Build “SeeFood” from HBO’s Silicon Valley in under 10 minutes
I’m going to walk you through setting up your own “Shazam for food” using Watson services. It’s wickedly easy to do and can do way more than just hotdogs. Out of the box Watson comes equipt with the ability to recognize food you take pictures of. I’m going to take it even further and show you how to build your own custom models. The first step is signing up for Bluemix. This is probably the most difficult step, so here are some photos of Watson in action to keep you strong through this tough task.
Bluemix
In order to use Watson, you need to create the service and generate credentials on IBM Bluemix. Bluemix is IBM’s PaaS offering that lets you deploy and manage your cloud applications.
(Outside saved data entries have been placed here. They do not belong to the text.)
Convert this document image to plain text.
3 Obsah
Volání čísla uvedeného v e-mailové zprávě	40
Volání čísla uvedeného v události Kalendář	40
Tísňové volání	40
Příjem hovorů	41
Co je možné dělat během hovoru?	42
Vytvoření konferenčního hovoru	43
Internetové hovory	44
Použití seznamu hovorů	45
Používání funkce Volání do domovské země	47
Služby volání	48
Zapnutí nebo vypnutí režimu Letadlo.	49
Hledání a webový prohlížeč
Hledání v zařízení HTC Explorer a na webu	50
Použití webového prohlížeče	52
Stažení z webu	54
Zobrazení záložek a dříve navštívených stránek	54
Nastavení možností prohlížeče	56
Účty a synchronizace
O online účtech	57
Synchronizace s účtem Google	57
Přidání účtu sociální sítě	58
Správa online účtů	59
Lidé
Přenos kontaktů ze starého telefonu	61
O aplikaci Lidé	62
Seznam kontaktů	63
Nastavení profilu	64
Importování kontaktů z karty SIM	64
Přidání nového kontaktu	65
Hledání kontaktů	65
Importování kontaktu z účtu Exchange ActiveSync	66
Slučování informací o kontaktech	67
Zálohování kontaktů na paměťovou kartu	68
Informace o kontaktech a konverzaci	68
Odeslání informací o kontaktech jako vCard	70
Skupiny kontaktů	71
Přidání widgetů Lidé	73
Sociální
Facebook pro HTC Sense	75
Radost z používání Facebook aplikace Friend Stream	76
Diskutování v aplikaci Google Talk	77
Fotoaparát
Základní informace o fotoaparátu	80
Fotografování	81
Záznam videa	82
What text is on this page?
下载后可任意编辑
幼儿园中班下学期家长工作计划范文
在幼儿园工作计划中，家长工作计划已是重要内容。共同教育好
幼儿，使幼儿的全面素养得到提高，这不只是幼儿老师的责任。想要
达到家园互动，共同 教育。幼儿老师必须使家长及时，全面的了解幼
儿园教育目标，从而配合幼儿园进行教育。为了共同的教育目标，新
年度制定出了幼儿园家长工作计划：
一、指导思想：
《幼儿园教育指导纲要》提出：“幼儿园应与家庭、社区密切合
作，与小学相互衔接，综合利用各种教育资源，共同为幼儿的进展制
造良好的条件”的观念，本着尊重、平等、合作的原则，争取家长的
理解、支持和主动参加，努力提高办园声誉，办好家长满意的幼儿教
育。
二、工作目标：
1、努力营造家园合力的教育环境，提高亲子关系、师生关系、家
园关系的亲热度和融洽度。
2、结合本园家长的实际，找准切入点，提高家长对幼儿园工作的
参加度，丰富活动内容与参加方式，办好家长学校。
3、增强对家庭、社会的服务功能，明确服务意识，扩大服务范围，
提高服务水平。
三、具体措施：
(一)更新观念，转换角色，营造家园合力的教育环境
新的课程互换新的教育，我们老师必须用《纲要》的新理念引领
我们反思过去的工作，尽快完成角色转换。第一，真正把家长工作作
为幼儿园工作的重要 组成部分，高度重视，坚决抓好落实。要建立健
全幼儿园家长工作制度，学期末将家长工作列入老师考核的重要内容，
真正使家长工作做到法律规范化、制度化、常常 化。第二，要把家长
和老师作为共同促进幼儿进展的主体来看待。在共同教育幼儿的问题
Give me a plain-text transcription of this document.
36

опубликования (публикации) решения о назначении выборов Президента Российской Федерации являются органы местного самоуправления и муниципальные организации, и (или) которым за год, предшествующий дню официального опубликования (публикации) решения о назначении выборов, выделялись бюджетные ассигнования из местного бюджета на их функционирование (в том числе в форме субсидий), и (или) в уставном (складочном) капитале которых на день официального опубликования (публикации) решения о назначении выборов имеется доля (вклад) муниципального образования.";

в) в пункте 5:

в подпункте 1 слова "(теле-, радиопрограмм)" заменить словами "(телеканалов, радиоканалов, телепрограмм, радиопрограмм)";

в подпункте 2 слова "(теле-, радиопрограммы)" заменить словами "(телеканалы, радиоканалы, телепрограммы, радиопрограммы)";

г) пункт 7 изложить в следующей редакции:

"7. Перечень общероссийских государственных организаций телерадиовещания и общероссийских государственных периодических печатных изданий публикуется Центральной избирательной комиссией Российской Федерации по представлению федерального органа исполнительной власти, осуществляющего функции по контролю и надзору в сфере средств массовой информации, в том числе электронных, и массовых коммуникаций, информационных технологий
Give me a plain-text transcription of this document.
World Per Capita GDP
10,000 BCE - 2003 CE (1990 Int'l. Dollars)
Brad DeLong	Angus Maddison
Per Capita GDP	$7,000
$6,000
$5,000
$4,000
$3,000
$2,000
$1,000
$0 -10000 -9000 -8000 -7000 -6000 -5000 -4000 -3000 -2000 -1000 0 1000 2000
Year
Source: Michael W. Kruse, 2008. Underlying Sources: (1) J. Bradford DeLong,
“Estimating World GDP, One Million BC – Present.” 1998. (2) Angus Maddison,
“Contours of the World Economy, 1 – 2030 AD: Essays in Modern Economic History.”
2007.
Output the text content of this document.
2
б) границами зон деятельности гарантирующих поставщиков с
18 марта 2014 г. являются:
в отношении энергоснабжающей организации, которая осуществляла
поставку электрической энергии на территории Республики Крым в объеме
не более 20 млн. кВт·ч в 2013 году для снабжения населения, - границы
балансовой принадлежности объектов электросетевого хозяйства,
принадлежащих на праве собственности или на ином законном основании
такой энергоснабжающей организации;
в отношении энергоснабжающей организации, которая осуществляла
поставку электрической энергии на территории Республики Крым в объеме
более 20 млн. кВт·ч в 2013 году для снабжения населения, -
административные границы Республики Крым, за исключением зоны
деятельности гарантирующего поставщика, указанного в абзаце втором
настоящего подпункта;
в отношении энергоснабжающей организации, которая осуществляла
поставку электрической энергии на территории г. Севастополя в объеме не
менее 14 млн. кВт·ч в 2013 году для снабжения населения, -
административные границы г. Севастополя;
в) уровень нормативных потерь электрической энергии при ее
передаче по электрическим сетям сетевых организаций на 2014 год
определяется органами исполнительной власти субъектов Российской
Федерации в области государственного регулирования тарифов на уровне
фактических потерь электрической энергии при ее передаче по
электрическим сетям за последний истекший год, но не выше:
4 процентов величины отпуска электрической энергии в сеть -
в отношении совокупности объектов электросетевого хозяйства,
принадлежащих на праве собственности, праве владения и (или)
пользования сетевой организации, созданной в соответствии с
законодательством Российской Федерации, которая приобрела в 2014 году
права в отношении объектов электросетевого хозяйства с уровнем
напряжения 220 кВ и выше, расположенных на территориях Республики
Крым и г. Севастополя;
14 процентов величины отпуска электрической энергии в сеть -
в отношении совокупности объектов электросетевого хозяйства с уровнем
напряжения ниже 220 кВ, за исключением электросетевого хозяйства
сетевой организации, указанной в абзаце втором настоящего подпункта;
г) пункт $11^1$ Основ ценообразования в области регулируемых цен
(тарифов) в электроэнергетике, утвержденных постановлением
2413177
Once you sign-up you should see the Visual Recognition service, if not, go to the Catalog and you should find the Visual Recognition service under Watson.
After creating the service, you should be able to find your API key by clicking View Credentials in the Service Credentials sections.
The Food Model
With your API key you gain access to the Visual Recognition Tool.
Find a nice picture of food and drop it on the “Food” tile. That was easy 😀 You can use all of the tiles you see here via a simple REST API. You can of course use Curl, but there are also SDKs for NodeJS, Python, Unity, Swift, Java, and Android!
To try this out with Curl, run this command:
curl -X POST \
-F "images_file=@{IMAGE.jpg}" \
"https://gateway-a.watsonplatform.net/visual-recognition/api/v3/classify?version=2016-05-20&threshold=0.0&api_key={API_KEY}&classifier_ids=food"
Note: Replace {API_KEY}
and {IMAGE.jpg}
.
Custom Classifiers
As great as this food model is, a lot of us don’t actually need a food model. Most of the time we need something custom fit. For some strange reason I, an avid Star Wars fan, can never remember the difference between Darth Vader and Darth Maul, so I need Watson to be able to tell me 😉
Get data to train with
For this demo, I’m using a Chrome extension to download pictures from Google search. The pictures we use could come from anywhere, but ideally they’re pictures you’ve collected yourself. This not only prevents being sued for copyright infringement, but also ensures the pictures are as specific to your use case as possible.
I ended up grabbing 100 images of Darth Maul, 100 of Darth Vader, and an additional 15 test images for each.
Note: The minimum we need is 10, but let’s be overachievers.
Build the model
Click the “Create Classifier” button and you should be taken to a page that looks something like this:
Fill in the required fields and upload the zip files containing your 100 images. Once it’s trained, you can test the classifier by dropping an image onto the tile.
Take note of the classifier_id, located under the classifier name. You can use this id to access your trained model with Curl or one of the SDKs.
curl -X POST \
-F "images_file=@{IMAGE.jpg}" \
"https://gateway-a.watsonplatform.net/visual-recognition/api/v3/classify?version=2016-05-20&threshold=0.0&api_key={API_KEY}&classifier_ids={CLASSIFIER_ID}"
Note: Replace {API_KEY}
, {IMAGE.jpg}
and {CLASSIFIER_ID}
.
You should get something along the lines of this as your output:
{
"custom_classes": 2,
"images": [{
"classifiers": [{
"classes": [
{"class": "Darth Maul", "score": 0.559958},
{"class": "Darth Vader", "score": 0.047293}
],
"classifier_id": "StarWars_1680254220",
"name": "Star Wars"
}],
"image": "my_test_photo.jpg"
}],
"images_processed": 1
}
Final Thoughts
Hopefully that wasn’t too hard and you learned a new skill 🙌 Visual recognition is super cool to play with and can definitely be useful in a lot of situations. It’s important to note, however, that it isn’t the answer to all problems, it’s another tool in the toolbox. Have fun, be creative and keep on hacking!